En effet, cette façon de faire des Juifs de France les enfants chéris de la République, et de la critique d’Israël la preuve d’une haine antisémite, est le moyen le plus sûr de développer l’antisémitisme.
Sous prétexte qu’il parle au diner du CRIF, supposé être représentatif des Juifs de France, le Premier ministre disserte sur l’antisémitisme en lui donnant une place et un statut supérieurs à toute autre forme de racisme. Que Netanyahou trouve son compte dans un tel discours qui justifie son appel aux Juifs de France à rejoindre Israël, c’est évident.
Certes il déclare que la France ne serait pas la France sans ses Juifs, un propos jamais tenu pour les autres composantes de la population de notre pays, et là encore il isole les Juifs dans la protection que la France leur doit. Il attise la concurrence des victimes en faisant des Juifs victimes de l’antisémitisme des victimes plus à protéger que les autres (au moment où les expulsions de Rroms se poursuivent dans un silence assourdissant du CRIF notamment, et où la France ne respecte pas ses obligations légales vis-à-vis des réfugiés).
Et la campagne citoyenne et non violente « Boycott Désinvestissement Sanctions » serait antisémite, parce qu’elle délégitimerait Israël, alors qu’elle ne fait que mettre le doigt sur le fondement colonial et le système d’apartheid constitutifs de cet État.
D’une certaine façon, après avoir fait porter la suspicion de terrorisme sur tous les « racisés », en particulier « arabo-musulmans », en enclenchant le débat foireux sur la déchéance de nationalité, il n’est pas loin d’encenser la double fidélité des Juifs de France à la France et à Israël.
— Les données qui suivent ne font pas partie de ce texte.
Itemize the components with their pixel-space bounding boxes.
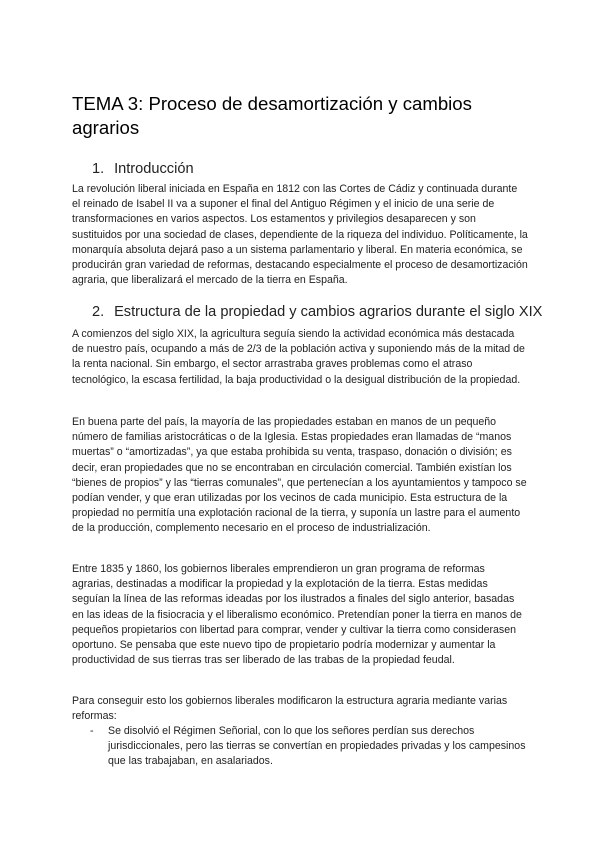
paragraph: A comienzos del siglo XIX, la agricultura seguía siendo la actividad económica más destacada de nuestro país, ocupando a más de 2/3 de la población activa y suponiendo más de la mitad de la renta nacional. Sin embargo, el sector arrastraba graves problemas como el atraso tecnológico, la escasa fertilidad, la baja productividad o la desigual distribución de la propiedad.	[72, 328, 525, 386]
paragraph: Entre 1835 y 1860, los gobiernos liberales emprendieron un gran programa de reformas agrarias, destinadas a modificar la propiedad y la explotación de la tierra. Estas medidas seguían la línea de las reformas ideadas por los ilustrados a finales del siglo anterior, basadas en las ideas de la fisiocracia y el liberalismo económico. Pretendían poner la tierra en manos de pequeños propietarios con libertad para comprar, vender y cultivar la tierra como considerasen oportuno. Se pensaba que este nuevo tipo de propietario podría modernizar y aumentar la productividad de sus tierras tras ser liberado de las trabas de la propiedad feudal.	[72, 563, 522, 667]
reform-list	[72, 724, 528, 770]
section-heading-introduccion	[92, 159, 532, 179]
section-heading-text: Estructura de la propiedad y cambios agrarios durante el siglo XIX	[114, 304, 543, 320]
section-heading-estructura	[92, 302, 543, 322]
paragraph: Para conseguir esto los gobiernos liberales modificaron la estructura agraria mediante varias reformas:	[72, 695, 508, 723]
paragraph: En buena parte del país, la mayoría de las propiedades estaban en manos de un pequeño número de familias aristocráticas o de la Iglesia. Estas propiedades eran llamadas de “manos muertas” o “amortizadas”, ya que estaba prohibida su venta, traspaso, donación o división; es decir, eran propiedades que no se encontraban en circulación comercial. También existían los “bienes de propios” y las “tierras comunales”, que pertenecían a los ayuntamientos y tampoco se podían vender, y que eran utilizadas por los vecinos de cada municipio. Esta estructura de la propiedad no permitía una explotación racional de la tierra, y suponía un lastre para el aumento de la producción, complemento necesario en el proceso de industrialización.	[72, 416, 527, 535]
section-number: 2.	[92, 304, 105, 320]
list-item	[72, 724, 528, 770]
list-item-text: Se disolvió el Régimen Señorial, con lo que los señores perdían sus derechos jurisdiccionales, pero las tierras se convertían en propiedades privadas y los campesinos que las trabajaban, en asalariados.	[108, 725, 526, 768]
paragraph: La revolución liberal iniciada en España en 1812 con las Cortes de Cádiz y continuada durante el reinado de Isabel II va a suponer el final del Antiguo Régimen y el inicio de una serie de transformaciones en varios aspectos. Los estamentos y privilegios desaparecen y son sustituidos por una sociedad de clases, dependiente de la riqueza del individuo. Políticamente, la monarquía absoluta dejará paso a un sistema parlamentario y liberal. En materia económica, se producirán gran variedad de reformas, destacando especialmente el proceso de desamortización agraria, que liberalizará el mercado de la tierra en España.	[72, 183, 528, 287]
document-title: TEMA 3: Proceso de desamortización y cambios agrarios	[72, 93, 472, 138]
section-heading-text: Introducción	[114, 161, 194, 177]
list-bullet: -	[90, 725, 94, 737]
section-number: 1.	[92, 161, 105, 177]
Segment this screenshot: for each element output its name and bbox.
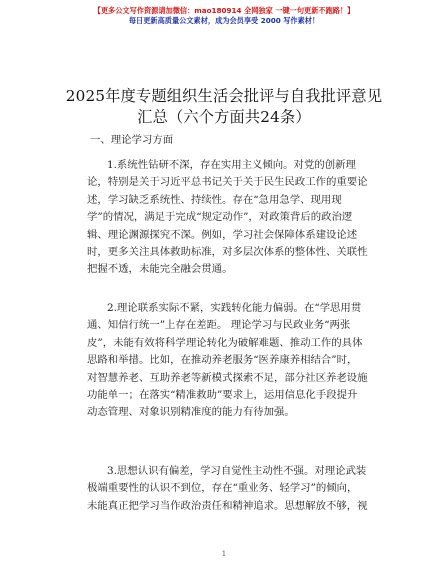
paragraph-line: 功能单一；在落实“精准救助”要求上，运用信息化手段提升 [87, 389, 358, 402]
paragraph-line: 通、知信行统一”上存在差距。 理论学习与民政业务“两张 [87, 319, 351, 332]
paragraph-line: 学”的情况，满足于完成“规定动作”，对政策背后的政治逻 [87, 211, 353, 224]
paragraph-3 [87, 463, 389, 515]
paragraph-line: 对智慧养老、互助养老等新模式探索不足，部分社区养老设施 [87, 371, 368, 384]
paragraph-line: 未能真正把学习当作政治责任和精神追求。思想解放不够，视 [87, 499, 368, 512]
paragraph-line: 述，学习缺乏系统性、持续性。存在“急用急学、现用现 [87, 193, 342, 206]
paragraph-line: 1.系统性钻研不深，存在实用主义倾向。对党的创新理 [107, 159, 356, 171]
paragraph-line: 把握不透，未能完全融会贯通。 [87, 263, 233, 276]
document-title-line-2: 汇总（六个方面共24条） [137, 108, 311, 126]
paragraph-line: 2.理论联系实际不紧，实践转化能力偏弱。在“学思用贯 [107, 302, 362, 314]
paragraph-line: 3.思想认识有偏差，学习自觉性主动性不强。对理论武装 [107, 465, 367, 477]
paragraph-line: 极端重要性的认识不到位，存在“重业务、轻学习”的倾向， [87, 482, 358, 495]
promo-banner-line-2: 每日更新高质量公文素材，成为会员享受 2000 写作素材！ [128, 16, 320, 25]
paragraph-line: 时，更多关注具体救助标准，对多层次体系的整体性、关联性 [87, 246, 368, 259]
section-heading: 一、理论学习方面 [90, 134, 174, 146]
document-title-line-1: 2025年度专题组织生活会批评与自我批评意见 [65, 87, 383, 105]
paragraph-2 [87, 300, 389, 422]
paragraph-line: 动态管理、对象识别精准度的能力有待加强。 [87, 406, 295, 419]
page-number: 1 [221, 550, 227, 558]
promo-banner-line-1: 【更多公文写作资源请加微信：mao180914 全网独家 一键一句更新不跑路！】 [93, 6, 355, 15]
paragraph-line: 皮”，未能有效将科学理论转化为破解难题、推动工作的具体 [87, 336, 363, 349]
paragraph-line: 思路和举措。比如，在推动养老服务“医养康养相结合”时， [87, 354, 358, 367]
paragraph-line: 辑、理论渊源探究不深。例如，学习社会保障体系建设论述 [87, 228, 358, 241]
document-title [40, 86, 408, 128]
paragraph-line: 论，特别是关于习近平总书记关于关于民生民政工作的重要论 [87, 176, 368, 189]
paragraph-1 [87, 157, 389, 279]
promo-banner [0, 6, 448, 26]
Nous espérons que cette fois beaucoup plus de Juifs comprendront que ce « philosémitisme » - ces déclarations d’amour aux Juifs de la part des autorités d’Etat -, loin d’être une protection, est le plus terrible ferment de développement de l’antisémitisme et même des théories du complot juif.
Plus que jamais, la parole juive contre le racisme doit être une dénonciation de toutes les discriminations, et en particulier de celles dont l’État se rend coupable.